Een aantal bedrijven heeft een oproep gedaan aan de groep EU lidstaten die werkt aan regels voor een Europees Octrooigerecht (unified patent court), om de rechter richtlijnen te geven om minder snel een verbod op octrooiinbreuk uit te spreken. Het Europees Octrooigerecht wordt een rechtbank die voor al die landen tegelijk over inbreuk op en geldigheid van octrooien kan beslissen. Over het wettelijke kader van deze rechtbank is al eerder beslist (Raad van ministers van de EU: Agreement on a unified patent court).
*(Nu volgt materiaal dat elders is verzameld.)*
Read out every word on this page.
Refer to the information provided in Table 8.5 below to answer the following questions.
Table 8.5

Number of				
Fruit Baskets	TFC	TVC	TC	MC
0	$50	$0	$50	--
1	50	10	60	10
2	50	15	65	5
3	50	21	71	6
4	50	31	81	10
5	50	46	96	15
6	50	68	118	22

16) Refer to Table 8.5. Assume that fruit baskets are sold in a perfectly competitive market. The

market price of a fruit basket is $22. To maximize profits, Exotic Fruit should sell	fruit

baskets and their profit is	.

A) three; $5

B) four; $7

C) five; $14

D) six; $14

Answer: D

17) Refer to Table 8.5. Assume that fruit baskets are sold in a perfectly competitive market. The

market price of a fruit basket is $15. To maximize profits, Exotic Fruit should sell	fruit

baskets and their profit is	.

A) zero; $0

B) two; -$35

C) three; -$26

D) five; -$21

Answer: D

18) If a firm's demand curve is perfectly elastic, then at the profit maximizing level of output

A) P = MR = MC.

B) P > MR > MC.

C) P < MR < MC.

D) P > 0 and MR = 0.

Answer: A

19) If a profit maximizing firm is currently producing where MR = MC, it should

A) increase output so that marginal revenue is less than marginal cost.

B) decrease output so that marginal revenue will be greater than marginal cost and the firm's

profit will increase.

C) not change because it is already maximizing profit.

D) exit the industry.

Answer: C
Maar voordat de rechtbank van start kan, moeten nog regels voor de uitvoering van rechtszaken worden vastgesteld.
Rem op verbod op inbreuk
Een aantal grote bedrijven, waaronder Adidas. Apple, Google, Microsoft en Samsung hebben een oproep aan de lidstaten gedaan om in deze regels richtlijnen op te nemen – om inbreukzaken te schorsen als nog niet over de geldigheid beslist is, en verder – om geen verbod op inbreuk uit te vaardigen als dat niet proportioneel is.
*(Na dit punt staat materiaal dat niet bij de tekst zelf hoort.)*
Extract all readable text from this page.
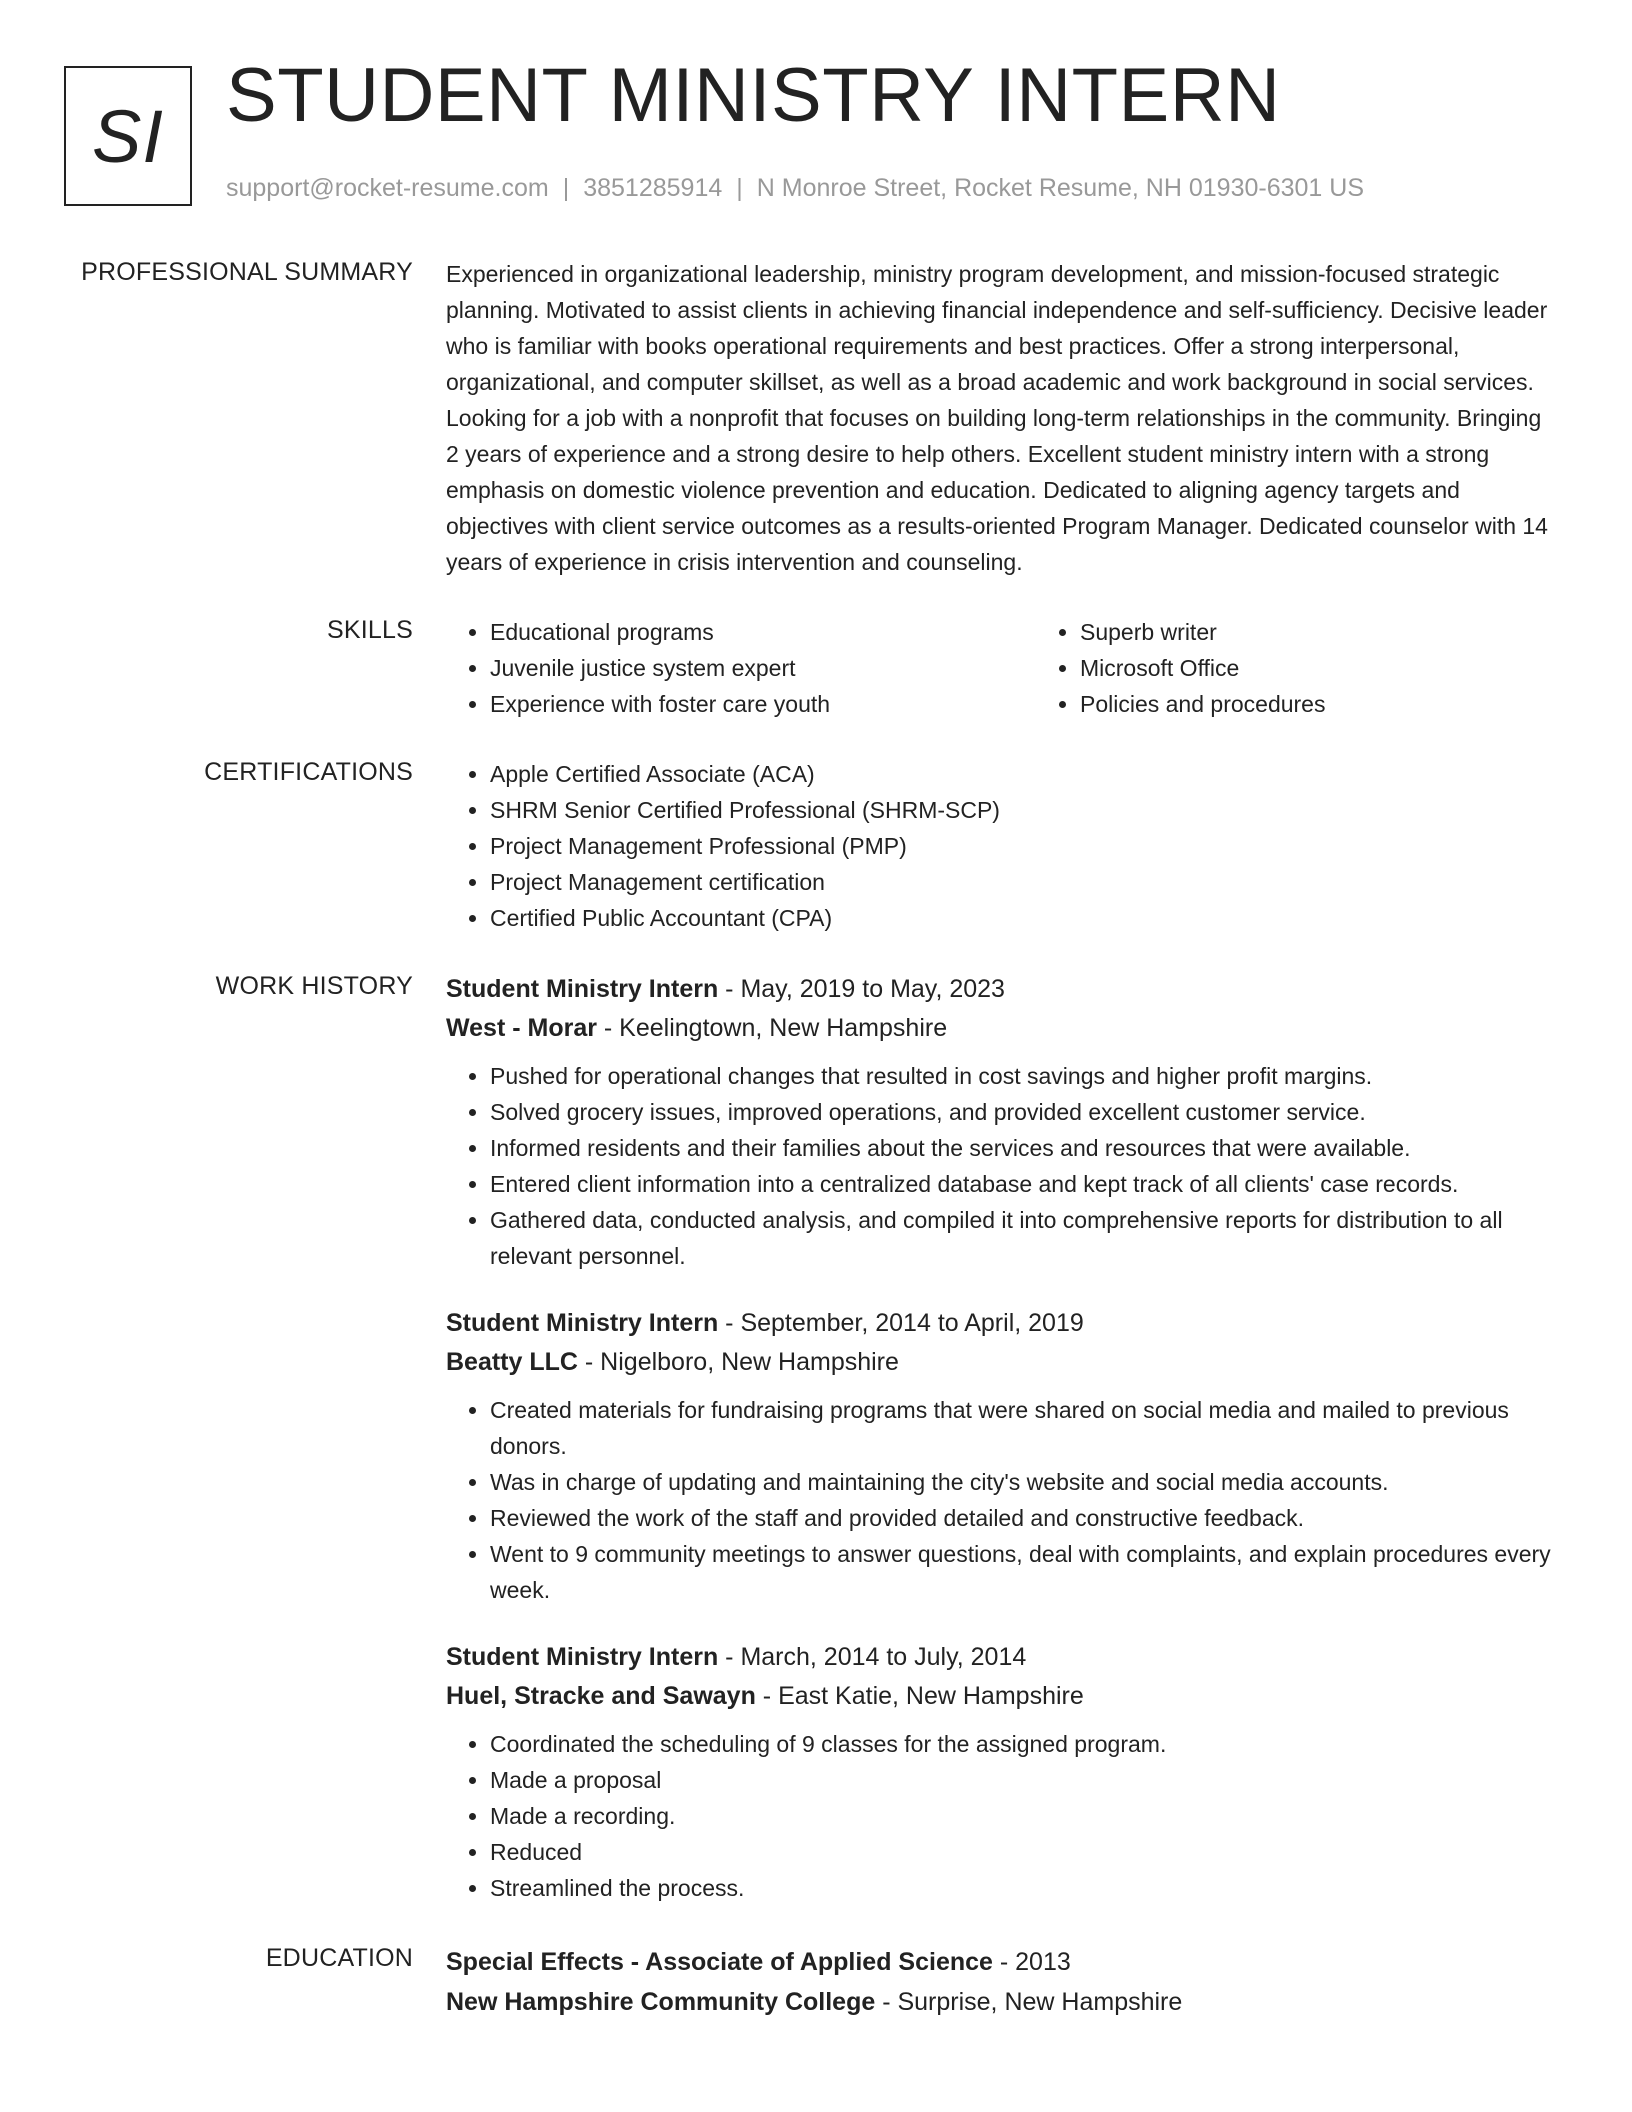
SI STUDENT MINISTRY INTERN
support@rocket-resume.com | 3851285914 | N Monroe Street, Rocket Resume, NH 01930-6301 US
PROFESSIONAL SUMMARY Experienced in organizational leadership, ministry program development, and mission-focused strategic planning. Motivated to assist clients in achieving financial independence and self-sufficiency. Decisive leader who is familiar with books operational requirements and best practices. Offer a strong interpersonal, organizational, and computer skillset, as well as a broad academic and work background in social services. Looking for a job with a nonprofit that focuses on building long-term relationships in the community. Bringing 2 years of experience and a strong desire to help others. Excellent student ministry intern with a strong emphasis on domestic violence prevention and education. Dedicated to aligning agency targets and objectives with client service outcomes as a results-oriented Program Manager. Dedicated counselor with 14 years of experience in crisis intervention and counseling.

SKILLS	• Educational programs
• Juvenile justice system expert
• Experience with foster care youth
• Superb writer
• Microsoft Office
• Policies and procedures
CERTIFICATIONS	• Apple Certified Associate (ACA)
• SHRM Senior Certified Professional (SHRM-SCP)
• Project Management Professional (PMP)
• Project Management certification
• Certified Public Accountant (CPA)
WORK HISTORY Student Ministry Intern - May, 2019 to May, 2023
West - Morar - Keelingtown, New Hampshire
• Pushed for operational changes that resulted in cost savings and higher profit margins.
• Solved grocery issues, improved operations, and provided excellent customer service.
• Informed residents and their families about the services and resources that were available.
• Entered client information into a centralized database and kept track of all clients' case records.
• Gathered data, conducted analysis, and compiled it into comprehensive reports for distribution to all relevant personnel.
Student Ministry Intern - September, 2014 to April, 2019
Beatty LLC - Nigelboro, New Hampshire
• Created materials for fundraising programs that were shared on social media and mailed to previous donors.
• Was in charge of updating and maintaining the city's website and social media accounts.
• Reviewed the work of the staff and provided detailed and constructive feedback.
• Went to 9 community meetings to answer questions, deal with complaints, and explain procedures every week.
Student Ministry Intern - March, 2014 to July, 2014
Huel, Stracke and Sawayn - East Katie, New Hampshire
• Coordinated the scheduling of 9 classes for the assigned program.
• Made a proposal
• Made a recording.
• Reduced
• Streamlined the process.
EDUCATION Special Effects - Associate of Applied Science - 2013
New Hampshire Community College - Surprise, New Hampshire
Met dat laatste wordt bedoeld dat een verbod niet gerechtvaardigd is in het geval van een octrooi op een relatief onbelangrijk aspect van een complex product, of wanneer het de octrooihouder er alleen om te doen is om zijn onderhandelingspositie over royalty’s te versterken.
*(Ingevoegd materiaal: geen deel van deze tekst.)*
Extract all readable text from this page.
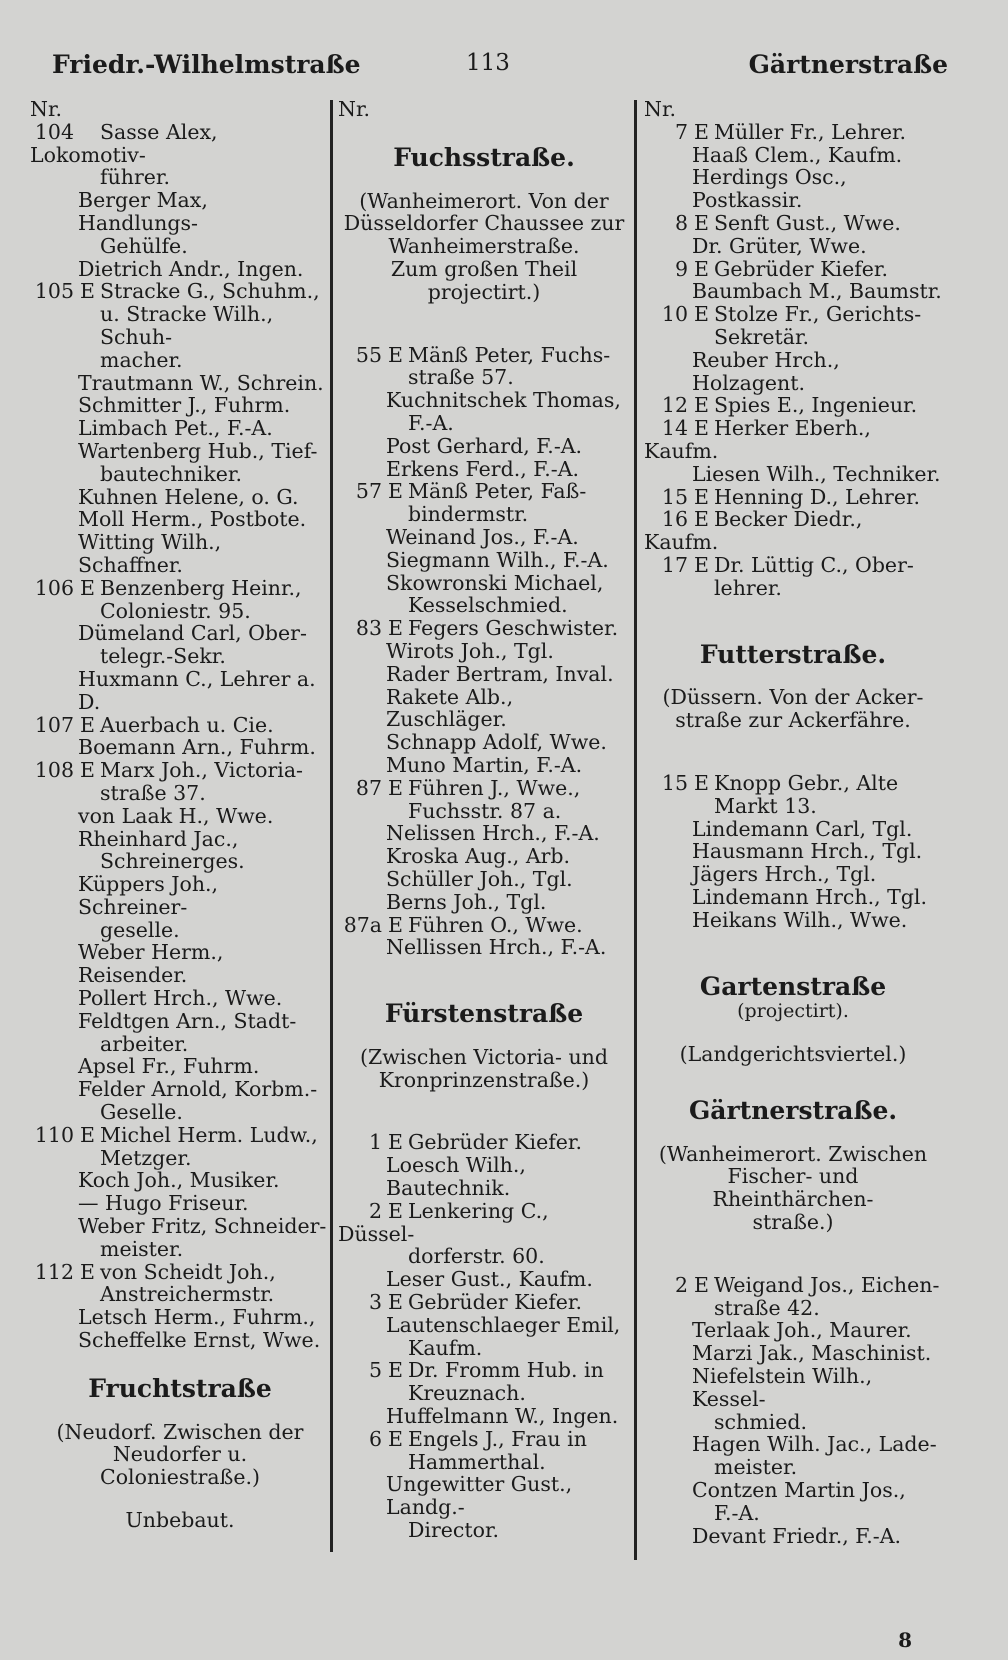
Friedr.-Wilhelmstraße	113	Gärtnerstraße
Nr.
104 Sasse Alex, Lokomotiv-
führer.
Berger Max, Handlungs-
Gehülfe.
Dietrich Andr., Ingen.
105 E Stracke G., Schuhm.,
u. Stracke Wilh., Schuh-
macher.
Trautmann W., Schrein.
Schmitter J., Fuhrm.
Limbach Pet., F.-A.
Wartenberg Hub., Tief-
bautechniker.
Kuhnen Helene, o. G.
Moll Herm., Postbote.
Witting Wilh., Schaffner.
106 E Benzenberg Heinr.,
Coloniestr. 95.
Dümeland Carl, Ober-
telegr.-Sekr.
Huxmann C., Lehrer a. D.
107 E Auerbach u. Cie.
Boemann Arn., Fuhrm.
108 E Marx Joh., Victoria-
straße 37.
von Laak H., Wwe.
Rheinhard Jac.,
Schreinerges.
Küppers Joh., Schreiner-
geselle.
Weber Herm., Reisender.
Pollert Hrch., Wwe.
Feldtgen Arn., Stadt-
arbeiter.
Apsel Fr., Fuhrm.
Felder Arnold, Korbm.-
Geselle.
110 E Michel Herm. Ludw.,
Metzger.
Koch Joh., Musiker.
— Hugo Friseur.
Weber Fritz, Schneider-
meister.
112 E von Scheidt Joh.,
Anstreichermstr.
Letsch Herm., Fuhrm.,
Scheffelke Ernst, Wwe.
Fruchtstraße
(Neudorf. Zwischen der
Neudorfer u. Coloniestraße.)
Unbebaut.
Nr.
Fuchsstraße.
(Wanheimerort. Von der
Düsseldorfer Chaussee zur
Wanheimerstraße.
Zum großen Theil projectirt.)
55 E Mänß Peter, Fuchs-
straße 57.
Kuchnitschek Thomas,
F.-A.
Post Gerhard, F.-A.
Erkens Ferd., F.-A.
57 E Mänß Peter, Faß-
bindermstr.
Weinand Jos., F.-A.
Siegmann Wilh., F.-A.
Skowronski Michael,
Kesselschmied.
83 E Fegers Geschwister.
Wirots Joh., Tgl.
Rader Bertram, Inval.
Rakete Alb., Zuschläger.
Schnapp Adolf, Wwe.
Muno Martin, F.-A.
87 E Führen J., Wwe.,
Fuchsstr. 87 a.
Nelissen Hrch., F.-A.
Kroska Aug., Arb.
Schüller Joh., Tgl.
Berns Joh., Tgl.
87a E Führen O., Wwe.
Nellissen Hrch., F.-A.
Fürstenstraße
(Zwischen Victoria- und
Kronprinzenstraße.)
1 E Gebrüder Kiefer.
Loesch Wilh., Bautechnik.
2 E Lenkering C., Düssel-
dorferstr. 60.
Leser Gust., Kaufm.
3 E Gebrüder Kiefer.
Lautenschlaeger Emil,
Kaufm.
5 E Dr. Fromm Hub. in
Kreuznach.
Huffelmann W., Ingen.
6 E Engels J., Frau in
Hammerthal.
Ungewitter Gust., Landg.-
Director.
Nr.
7 E Müller Fr., Lehrer.
Haaß Clem., Kaufm.
Herdings Osc., Postkassir.
8 E Senft Gust., Wwe.
Dr. Grüter, Wwe.
9 E Gebrüder Kiefer.
Baumbach M., Baumstr.
10 E Stolze Fr., Gerichts-
Sekretär.
Reuber Hrch., Holzagent.
12 E Spies E., Ingenieur.
14 E Herker Eberh., Kaufm.
Liesen Wilh., Techniker.
15 E Henning D., Lehrer.
16 E Becker Diedr., Kaufm.
17 E Dr. Lüttig C., Ober-
lehrer.
Futterstraße.
(Düssern. Von der Acker-
straße zur Ackerfähre.
15 E Knopp Gebr., Alte
Markt 13.
Lindemann Carl, Tgl.
Hausmann Hrch., Tgl.
Jägers Hrch., Tgl.
Lindemann Hrch., Tgl.
Heikans Wilh., Wwe.
Gartenstraße (projectirt).
(Landgerichtsviertel.)
Gärtnerstraße.
(Wanheimerort. Zwischen
Fischer- und Rheinthärchen-
straße.)
2 E Weigand Jos., Eichen-
straße 42.
Terlaak Joh., Maurer.
Marzi Jak., Maschinist.
Niefelstein Wilh., Kessel-
schmied.
Hagen Wilh. Jac., Lade-
meister.
Contzen Martin Jos.,
F.-A.
Devant Friedr., F.-A.
8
De achtergrond van deze oproep is dat de bedrijven vrezen voor misbruik door “principeloze” partijen om onredelijke royalty’s af te dwingen. Daarbij wordt gedacht aan “octrooitrollen”, ook wel Patent Assertion Entities (PAEs) genoemd. De bedrijven verwijzen naar een recent rapport van het Witte Huis. In dat rapport wordt geschat dat bedrijven 29 miljard dollar per jaar aan PAEs kwijt zijn, een bedrag dat grotendeels verloren is voor innovatie, en dat PAEs verder meer dan de helft van de octrooirechtspraak veroorzaken. Ook wijzen de bedrijven erop dat het innovatieve bedrijfsleven mogelijk (delen van) Europa zal mijden als de regels voor de rechtbank geen goede richtlijnen bevatten.
Politieke haalbaarheid?
De problemen die de bedrijven te berde brengen zijn een gevolg van het feit dat de groep EU -lidstaten de gevraagde richtlijnen niet in het Agreement on a unified patent court hebben willen vastleggen. Grote industrietakken zijn namelijk huiverig voor een proportionaliteitseis aan een verbod. De mogelijkheid van een verbod zonder oordeel over geldigheid is in de Agreement on a unified patent court opengelaten als gevolg van een meningsverschil tussen Duitsland, dat sterk hecht aan gescheiden rechtszaken over geldigheid en inbreuk, en andere landen waar men deze onderwerpen juist gewoonlijk in één rechtszaak beslist. De Agreement on a unified patent court stelt Duitse afdelingen van dit court in staat om de oude Duitse praktijk te blijven volgen en afdelingen in andere landen om de oude lokale praktijk daar te blijven volgen. Zonder deze mogelijkheid was de Agreement on a unified patent court waarschijnlijk nooit tot stand gekomen.
Het is de vraag of de EU-lidstaten zullen accepteren dat dergelijke politiek gevoelige onderwerpen in dit stadium alsnog via de achterdeur van richtlijnen in de regels voor de octrooirechtbank zullen worden vastgelegd. Een meningsverschil hierover zou de datum waarop de octrooirechtbank aan de slag kan (voorlopige schatting 1 januari 2015) flink kunnen vertragen.